Parks reported that both horses recovered quickly without complications and while he is quick to point out that two cases are not enough to be statistically significant and that a 16 gauge needle is not the same as an old rusty pasture nail, these cases have changed his approach to treatment.
From the practitioner's standpoint, management of a horse with a nail in its foot requires good radiography, antibiotics and careful monitoring.
The field antibiotic regime of choice is intravenous potassium penicillin and gentamicin combined with metronidazole. This combination provides broad-spectrum bacterial coverage and is generally easy to administer.
An intravenous catheter can be placed in the jugular vein making continued treatment possible. The horse must be evaluated and the transport decision must be made early.

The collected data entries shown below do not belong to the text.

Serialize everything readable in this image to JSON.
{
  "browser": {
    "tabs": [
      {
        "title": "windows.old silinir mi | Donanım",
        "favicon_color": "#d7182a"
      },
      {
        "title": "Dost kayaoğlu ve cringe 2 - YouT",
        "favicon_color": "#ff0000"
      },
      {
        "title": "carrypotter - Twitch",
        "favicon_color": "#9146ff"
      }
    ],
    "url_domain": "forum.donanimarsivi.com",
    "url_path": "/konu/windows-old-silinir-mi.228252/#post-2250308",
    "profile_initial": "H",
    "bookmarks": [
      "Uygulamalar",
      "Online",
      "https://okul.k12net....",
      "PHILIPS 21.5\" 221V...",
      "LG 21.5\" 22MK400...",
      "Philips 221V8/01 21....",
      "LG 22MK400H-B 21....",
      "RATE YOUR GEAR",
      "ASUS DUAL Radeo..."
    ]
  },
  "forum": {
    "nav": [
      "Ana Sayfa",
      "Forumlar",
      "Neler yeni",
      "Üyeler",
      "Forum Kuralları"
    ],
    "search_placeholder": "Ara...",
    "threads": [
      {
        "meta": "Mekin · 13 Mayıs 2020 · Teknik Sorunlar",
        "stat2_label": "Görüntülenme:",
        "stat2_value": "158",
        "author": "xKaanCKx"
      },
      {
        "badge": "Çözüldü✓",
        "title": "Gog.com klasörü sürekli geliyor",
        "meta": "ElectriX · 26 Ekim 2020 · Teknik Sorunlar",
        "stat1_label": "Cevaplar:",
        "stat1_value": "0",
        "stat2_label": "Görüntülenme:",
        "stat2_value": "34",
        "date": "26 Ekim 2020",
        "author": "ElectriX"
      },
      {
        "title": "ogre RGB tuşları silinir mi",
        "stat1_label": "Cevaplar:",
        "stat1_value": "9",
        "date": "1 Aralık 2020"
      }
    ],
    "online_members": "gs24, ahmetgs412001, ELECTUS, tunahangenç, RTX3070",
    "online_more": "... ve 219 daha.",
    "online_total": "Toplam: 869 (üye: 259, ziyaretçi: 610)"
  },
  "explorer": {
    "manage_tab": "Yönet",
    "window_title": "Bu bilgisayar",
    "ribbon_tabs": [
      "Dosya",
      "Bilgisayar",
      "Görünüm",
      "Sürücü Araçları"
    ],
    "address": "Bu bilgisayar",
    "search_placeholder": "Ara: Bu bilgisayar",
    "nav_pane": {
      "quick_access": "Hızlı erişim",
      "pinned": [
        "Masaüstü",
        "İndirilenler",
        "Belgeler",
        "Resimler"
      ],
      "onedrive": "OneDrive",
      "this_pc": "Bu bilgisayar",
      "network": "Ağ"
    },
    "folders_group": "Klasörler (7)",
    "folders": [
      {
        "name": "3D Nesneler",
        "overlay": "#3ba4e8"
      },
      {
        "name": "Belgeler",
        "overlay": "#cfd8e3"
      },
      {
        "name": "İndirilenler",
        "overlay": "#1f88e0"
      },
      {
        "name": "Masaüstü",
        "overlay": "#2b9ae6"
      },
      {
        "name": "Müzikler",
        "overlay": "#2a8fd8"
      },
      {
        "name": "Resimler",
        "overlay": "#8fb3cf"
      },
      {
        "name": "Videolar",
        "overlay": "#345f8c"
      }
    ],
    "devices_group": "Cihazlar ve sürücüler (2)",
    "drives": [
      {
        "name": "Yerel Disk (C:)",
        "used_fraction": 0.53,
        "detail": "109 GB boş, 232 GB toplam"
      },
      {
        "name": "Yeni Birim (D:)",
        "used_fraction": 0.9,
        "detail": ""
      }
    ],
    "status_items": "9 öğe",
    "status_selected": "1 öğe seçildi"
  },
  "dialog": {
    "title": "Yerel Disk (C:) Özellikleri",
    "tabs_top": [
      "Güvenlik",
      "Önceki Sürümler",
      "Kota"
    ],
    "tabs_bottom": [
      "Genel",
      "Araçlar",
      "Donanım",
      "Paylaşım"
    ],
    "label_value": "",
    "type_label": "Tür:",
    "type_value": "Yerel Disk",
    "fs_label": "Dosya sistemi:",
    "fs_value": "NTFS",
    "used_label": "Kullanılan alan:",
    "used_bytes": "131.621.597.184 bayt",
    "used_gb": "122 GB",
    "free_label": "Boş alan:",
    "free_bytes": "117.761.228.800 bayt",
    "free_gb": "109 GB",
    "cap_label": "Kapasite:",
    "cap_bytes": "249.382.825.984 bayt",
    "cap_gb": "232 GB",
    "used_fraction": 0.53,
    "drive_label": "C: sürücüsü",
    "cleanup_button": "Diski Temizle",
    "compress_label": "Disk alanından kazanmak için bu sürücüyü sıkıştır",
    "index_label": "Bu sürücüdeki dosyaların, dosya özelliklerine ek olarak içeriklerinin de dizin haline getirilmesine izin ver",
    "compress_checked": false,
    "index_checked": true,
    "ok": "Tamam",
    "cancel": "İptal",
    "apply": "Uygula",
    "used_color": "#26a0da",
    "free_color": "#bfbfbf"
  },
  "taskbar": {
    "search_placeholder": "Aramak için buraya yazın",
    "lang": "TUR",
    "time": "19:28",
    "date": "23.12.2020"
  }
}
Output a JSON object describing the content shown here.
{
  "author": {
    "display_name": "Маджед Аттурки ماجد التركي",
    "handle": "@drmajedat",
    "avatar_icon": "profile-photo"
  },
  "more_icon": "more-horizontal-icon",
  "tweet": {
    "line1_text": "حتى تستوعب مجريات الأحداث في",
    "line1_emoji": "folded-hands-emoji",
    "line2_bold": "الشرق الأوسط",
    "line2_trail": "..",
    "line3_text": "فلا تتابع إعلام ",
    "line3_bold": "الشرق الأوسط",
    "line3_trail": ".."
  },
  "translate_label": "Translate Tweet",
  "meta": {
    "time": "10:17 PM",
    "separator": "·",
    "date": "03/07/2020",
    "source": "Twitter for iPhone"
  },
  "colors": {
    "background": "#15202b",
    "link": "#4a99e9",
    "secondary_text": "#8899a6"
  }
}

If the treating veterinarian is comfortable with regional perfusion techniques then the horse may be treated in the field. Some veterinarians feel that in the acute stages the horse will better tolerate transport to a clinic or referral hospital.
If antibiotic perfusion alone is required then the horse will likely be returned home in a week or so and the horse and client have been medically and economically served. If the horse's condition worsens however, and a bursal scoping procedure or a digital tenectomy is needed, then the horse is already at a referral hospital and does not need to be transported; a non-weight-bearing horse will further complicate the condition and risk compensatory laminitis and other complications.
Post-treatment care of these horses is important.
Hand walking should be initiated as soon as possible to reduce the risk of adhesions, but good foot support and appropriate footing is necessary to reduce the sole soreness that will be present around the area of puncture. Be sure to return horses to exercise that have had an osseous perfusion procedure. The cannula hole drilled into the cannon bone should be treated like a screw hole for fracture repair. This is a weakened area of bone and will need typically eight to 10 weeks to allow for complete bone healing. Early return to exercise or even unrestricted turnout can result in spontaneous fracture at the hole site in some horses.
Dr. Marcella, a 1983 graduate of Cornell University's veterinary college, was a professor of comparative medicine at the University of Virginia. His interests include muscle problems in sport horses, rehabilitation and other performance issues.